Tiba di kawasan Kokubu berarti pulang ke kampung halamannya sendiri.

(Baca juga: Didoktrin Tidak Perlu Percaya Tuhan, Pasukan SS Nazi Menjadi Pasukan Paling Brutal dan Kejam di Dunia)

Menyadari bahwa hanya dalam hitungan hari dirinya akan segera meninggalkan pemandangan kampung halaman yang bergunung-gunung dan memiliki persawahan yang subur untuk selamanya, peasaan Hamazono benar-benar tercabik-cabik.

Hari-hari menjelang pelaksanaan terbang kamikaze pun terasa seperti menghitung hari untuk menjalani hukuman mati.

Tepat pada 6 April pukul 14.00, Hamazono bersama Nakajima serta flight kamikaze lainnya bersiap lepas landas dari pangkalan Kokubu untuk melaksanakan misi kamikaze.

Sebelum terbang, Hamazono mengecek terlebih dahulu pesawat pembom Aichi yang membawa bom seberat 250 kg di bawah fuselage pesawat dan dua bom tambahan seberat 60 kg di masing-masing sayap.

Dengan tanki bahan bakar diisi penuh dan lima bom yang diangkutnya, agar bisa take off secara mulus Aichi harus digeber mesinnya maksimal. Berkat pengalaman terbang tempurnya, Aichi berhasil lepas landas dan tak lama kemudian posisi terbangnya sudah berada di ketinggian 200 meter.

Hamazono sengaja mempertahankan posisi terbangnya pada ketinggian 200 meter dan berusaha menikmati pemandangan di bawahnya.

Ketika terbang di atas Semenanjung Satsuma, pinggiran Kyushu, perasaan Hamazono kembali terkesiap karena wilayah di bawahnya merupakan tempat bermainnya semasa kecil.

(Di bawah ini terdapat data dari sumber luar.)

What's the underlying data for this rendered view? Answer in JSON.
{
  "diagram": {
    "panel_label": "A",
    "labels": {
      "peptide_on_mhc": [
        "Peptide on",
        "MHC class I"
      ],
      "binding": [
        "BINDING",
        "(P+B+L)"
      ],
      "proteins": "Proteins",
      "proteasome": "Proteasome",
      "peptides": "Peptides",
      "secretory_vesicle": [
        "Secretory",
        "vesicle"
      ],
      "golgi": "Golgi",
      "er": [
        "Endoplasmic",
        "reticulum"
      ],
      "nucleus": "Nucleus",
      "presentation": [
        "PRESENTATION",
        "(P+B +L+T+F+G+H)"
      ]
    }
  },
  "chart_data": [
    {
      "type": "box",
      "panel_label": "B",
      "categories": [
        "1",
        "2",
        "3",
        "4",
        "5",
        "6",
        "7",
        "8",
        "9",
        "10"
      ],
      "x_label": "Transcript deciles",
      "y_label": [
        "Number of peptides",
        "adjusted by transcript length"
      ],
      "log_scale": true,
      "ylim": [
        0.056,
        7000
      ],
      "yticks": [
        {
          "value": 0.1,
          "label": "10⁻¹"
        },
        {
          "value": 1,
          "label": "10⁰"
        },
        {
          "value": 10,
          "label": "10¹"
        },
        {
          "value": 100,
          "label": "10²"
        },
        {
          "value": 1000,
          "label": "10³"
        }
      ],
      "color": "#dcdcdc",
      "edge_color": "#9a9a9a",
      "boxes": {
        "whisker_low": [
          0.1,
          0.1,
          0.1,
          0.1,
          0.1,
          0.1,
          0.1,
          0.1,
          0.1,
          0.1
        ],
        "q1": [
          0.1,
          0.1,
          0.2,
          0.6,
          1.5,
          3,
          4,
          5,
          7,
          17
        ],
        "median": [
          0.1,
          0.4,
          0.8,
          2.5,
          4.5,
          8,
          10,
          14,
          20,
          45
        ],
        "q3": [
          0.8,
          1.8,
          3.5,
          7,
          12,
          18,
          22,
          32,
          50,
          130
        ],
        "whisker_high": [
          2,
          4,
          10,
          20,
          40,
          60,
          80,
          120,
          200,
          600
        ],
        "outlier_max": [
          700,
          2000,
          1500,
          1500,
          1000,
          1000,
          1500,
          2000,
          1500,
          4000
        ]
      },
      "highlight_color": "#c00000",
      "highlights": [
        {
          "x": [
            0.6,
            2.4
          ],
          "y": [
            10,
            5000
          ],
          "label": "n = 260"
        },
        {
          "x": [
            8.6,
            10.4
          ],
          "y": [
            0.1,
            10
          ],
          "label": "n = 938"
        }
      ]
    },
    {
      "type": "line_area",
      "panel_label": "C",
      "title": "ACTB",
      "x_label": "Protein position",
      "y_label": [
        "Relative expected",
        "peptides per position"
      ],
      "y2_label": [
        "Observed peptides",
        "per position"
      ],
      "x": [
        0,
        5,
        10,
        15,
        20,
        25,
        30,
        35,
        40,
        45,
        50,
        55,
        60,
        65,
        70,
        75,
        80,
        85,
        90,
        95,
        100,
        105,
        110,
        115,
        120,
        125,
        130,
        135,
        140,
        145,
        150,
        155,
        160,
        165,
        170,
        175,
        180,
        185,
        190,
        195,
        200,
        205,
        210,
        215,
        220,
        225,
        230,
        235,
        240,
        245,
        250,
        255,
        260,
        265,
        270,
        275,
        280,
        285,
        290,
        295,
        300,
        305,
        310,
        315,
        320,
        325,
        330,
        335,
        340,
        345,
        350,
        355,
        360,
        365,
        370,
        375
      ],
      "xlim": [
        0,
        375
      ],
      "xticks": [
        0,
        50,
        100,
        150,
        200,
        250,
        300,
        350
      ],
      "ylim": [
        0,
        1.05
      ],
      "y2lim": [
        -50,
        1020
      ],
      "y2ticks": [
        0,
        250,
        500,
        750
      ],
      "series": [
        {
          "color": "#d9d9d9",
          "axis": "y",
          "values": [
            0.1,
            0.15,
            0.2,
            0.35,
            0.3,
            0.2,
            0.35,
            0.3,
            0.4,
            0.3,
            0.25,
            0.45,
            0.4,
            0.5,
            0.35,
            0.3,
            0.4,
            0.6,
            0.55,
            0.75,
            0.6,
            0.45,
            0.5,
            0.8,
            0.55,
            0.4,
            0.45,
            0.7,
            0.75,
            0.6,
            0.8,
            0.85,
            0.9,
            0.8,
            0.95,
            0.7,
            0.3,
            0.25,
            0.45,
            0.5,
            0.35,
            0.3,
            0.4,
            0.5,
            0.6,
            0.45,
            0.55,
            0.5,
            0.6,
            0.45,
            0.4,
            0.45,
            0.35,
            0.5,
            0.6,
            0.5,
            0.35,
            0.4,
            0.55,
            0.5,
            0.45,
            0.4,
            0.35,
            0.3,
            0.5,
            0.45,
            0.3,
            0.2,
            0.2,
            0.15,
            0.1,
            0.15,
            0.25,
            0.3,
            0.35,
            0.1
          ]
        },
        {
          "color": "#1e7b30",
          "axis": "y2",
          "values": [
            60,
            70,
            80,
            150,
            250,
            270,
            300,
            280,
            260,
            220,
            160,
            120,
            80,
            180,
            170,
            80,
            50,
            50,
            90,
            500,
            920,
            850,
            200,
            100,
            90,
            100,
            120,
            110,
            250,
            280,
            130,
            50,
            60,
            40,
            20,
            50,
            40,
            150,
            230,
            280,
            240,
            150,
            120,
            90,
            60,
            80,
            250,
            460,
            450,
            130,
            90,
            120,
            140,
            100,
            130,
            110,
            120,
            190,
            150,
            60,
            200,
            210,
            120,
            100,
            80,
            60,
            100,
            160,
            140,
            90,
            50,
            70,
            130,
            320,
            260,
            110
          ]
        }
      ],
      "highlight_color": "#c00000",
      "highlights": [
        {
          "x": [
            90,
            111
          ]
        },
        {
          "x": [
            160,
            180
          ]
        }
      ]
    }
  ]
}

(Baca juga: Kisah Tomoe Gozen, Samurai Wanita Terkuat dalam Sejarah Jepang yang Dianggap Setara dengan 100 Tentara)

Hamparan sawah, gedung Sekolah Menengah Pertama dan lapangan yang dulu menjadi tempatnya bermain terlihat sangat jelas. Bahkan secara imajinatif, Hamazono merasa kepala sekolah SMP sedang berdiri dan melihat pesawatnya.

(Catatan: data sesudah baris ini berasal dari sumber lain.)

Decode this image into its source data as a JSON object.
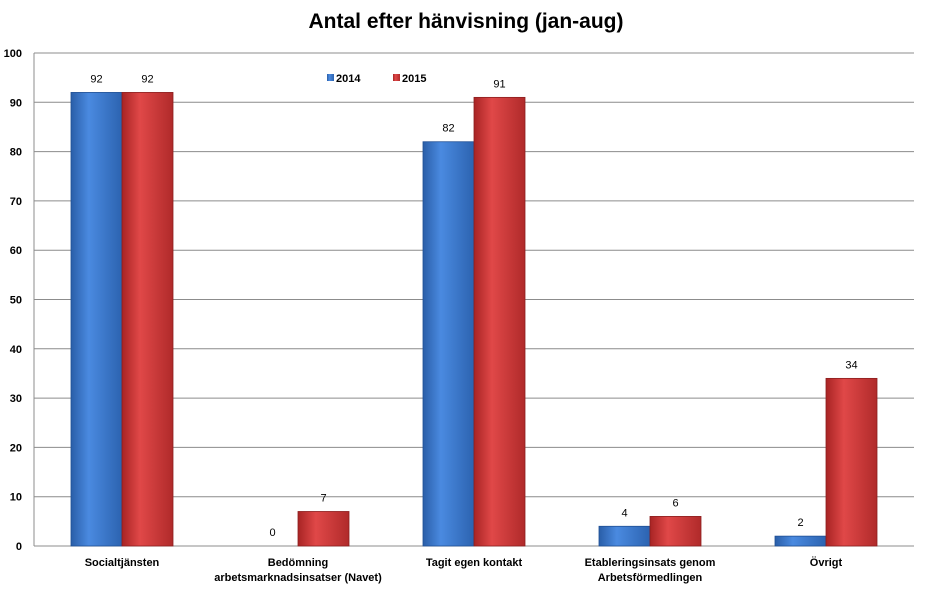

Hawa dingin terasa mengalir di dalam tubuh Hamazono disusul bulu kuduknya yang tiba-tiba berdiri karena ia sadar tak lama lagi akan meninggalkan semua kenangan indah itu selamanya.

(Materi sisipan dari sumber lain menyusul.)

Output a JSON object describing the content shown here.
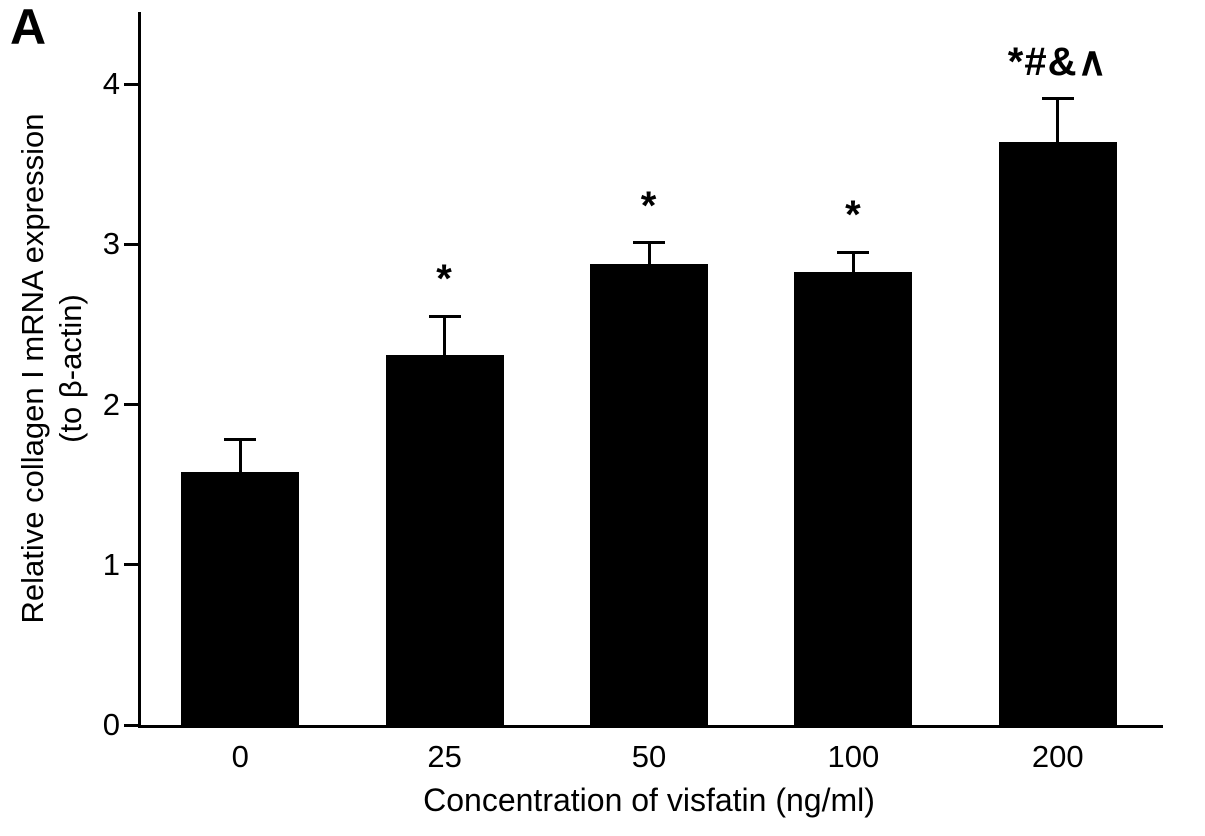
{
  "panel": {
    "label": "A"
  },
  "chart_data": {
    "type": "bar",
    "title": "",
    "categories": [
      "0",
      "25",
      "50",
      "100",
      "200"
    ],
    "values": [
      1.58,
      2.31,
      2.88,
      2.83,
      3.64
    ],
    "errors": [
      0.2,
      0.24,
      0.13,
      0.12,
      0.27
    ],
    "annotations": [
      "",
      "*",
      "*",
      "*",
      "*#&∧"
    ],
    "xlabel": "Concentration of visfatin (ng/ml)",
    "ylabel": "Relative collagen I mRNA expression",
    "ylabel_sub": "(to β-actin)",
    "ylim": [
      0,
      4.45
    ],
    "yticks": [
      0,
      1,
      2,
      3,
      4
    ],
    "bar_color": "#000000",
    "axis_color": "#000000",
    "grid": false,
    "legend": "none"
  }
}
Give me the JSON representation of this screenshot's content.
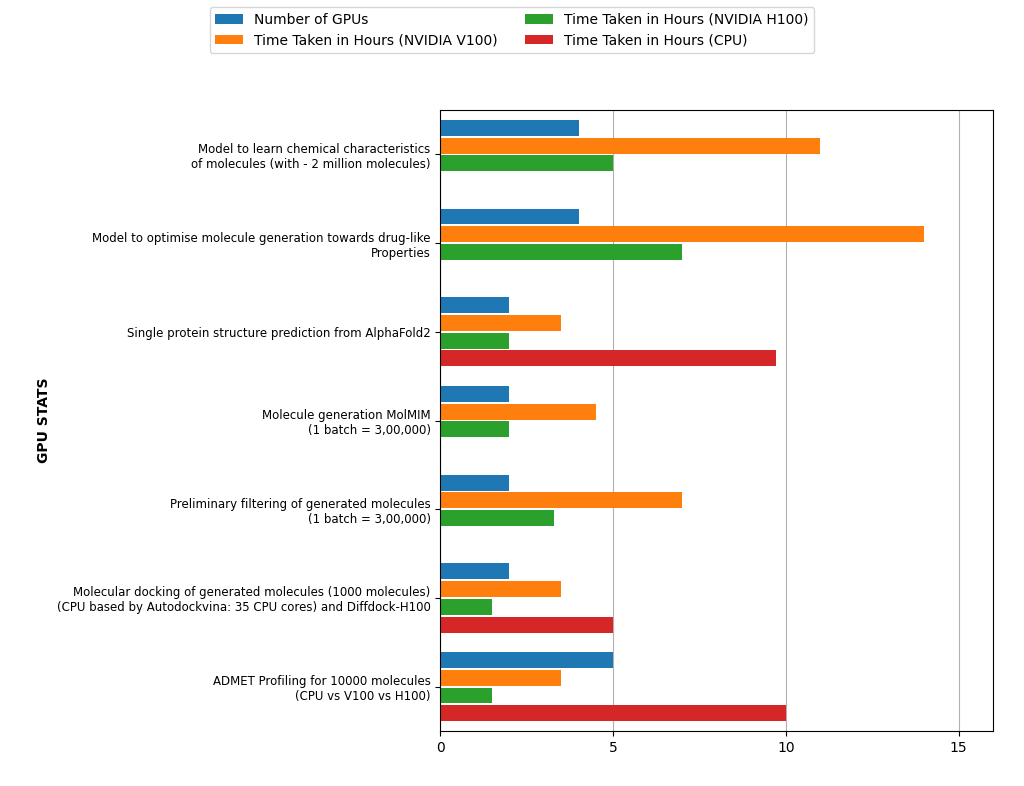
{
  "chart_data": {
    "type": "bar",
    "orientation": "horizontal",
    "ylabel": "GPU STATS",
    "categories": [
      "Model to learn chemical characteristics\nof molecules (with - 2 million molecules)",
      "Model to optimise molecule generation towards drug-like\nProperties",
      "Single protein structure prediction from AlphaFold2",
      "Molecule generation MolMIM\n(1 batch = 3,00,000)",
      "Preliminary filtering of generated molecules\n(1 batch = 3,00,000)",
      "Molecular docking of generated molecules (1000 molecules)\n(CPU based by Autodockvina: 35 CPU cores) and Diffdock-H100",
      "ADMET Profiling for 10000 molecules\n(CPU vs V100 vs H100)"
    ],
    "series": [
      {
        "name": "Number of GPUs",
        "values": [
          4.0,
          4.0,
          2.0,
          2.0,
          2.0,
          2.0,
          5.0
        ]
      },
      {
        "name": "Time Taken in Hours (NVIDIA V100)",
        "values": [
          11.0,
          14.0,
          3.5,
          4.5,
          7.0,
          3.5,
          3.5
        ]
      },
      {
        "name": "Time Taken in Hours (NVIDIA H100)",
        "values": [
          5.0,
          7.0,
          2.0,
          2.0,
          3.3,
          1.5,
          1.5
        ]
      },
      {
        "name": "Time Taken in Hours (CPU)",
        "values": [
          null,
          null,
          9.7,
          null,
          null,
          5.0,
          10.0
        ]
      }
    ],
    "xlim": [
      0,
      16
    ],
    "xticks": [
      0,
      5,
      10,
      15
    ],
    "grid": true,
    "legend": "upper center"
  }
}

Ketika terbang melintas di atas kaki Gunung Kaimondake, gunung api yang masih satu barisan dengan gunung yang sangat dihormati di Jepang, Gunung Fuji, Hamazono mengangkat tangannya untuk memberi hormat.

Beberapa menit kemudian pesawat Aichi mulai melintasi Semenanjung Satsuma dan memasuki lautan Pasifik. Kini pusat perhatian Hamazono dan navigator Nakajima hanyalah pada misi tempur yang akan segera menuntaskan tugas mulia sekaligus nyawanya.

Tangan Hamazono tergetar ketika mulai melepas panel pengaman kelima bom dan laju pesawat terus melesat menuju perairan Okinawa.

Cuaca di atas Pasifik yang sedang memburuk menjadi berkah sendiri bagi flight kamikaze karena bisa terlindung dari sergapan pesawat Corsair Sekutu.

Hamazono bahkan tidak bisa melihat satu dari tiga pesawat kamikaze yang terbang bersamanya karena terhalang kabut dan awan tebal.

(Baca juga: Sakit Disentri Justru Membuat Pilot yang Pernah Rontokkan Pesawat Sekutu di Indonesia Ini Selamat dari Perang)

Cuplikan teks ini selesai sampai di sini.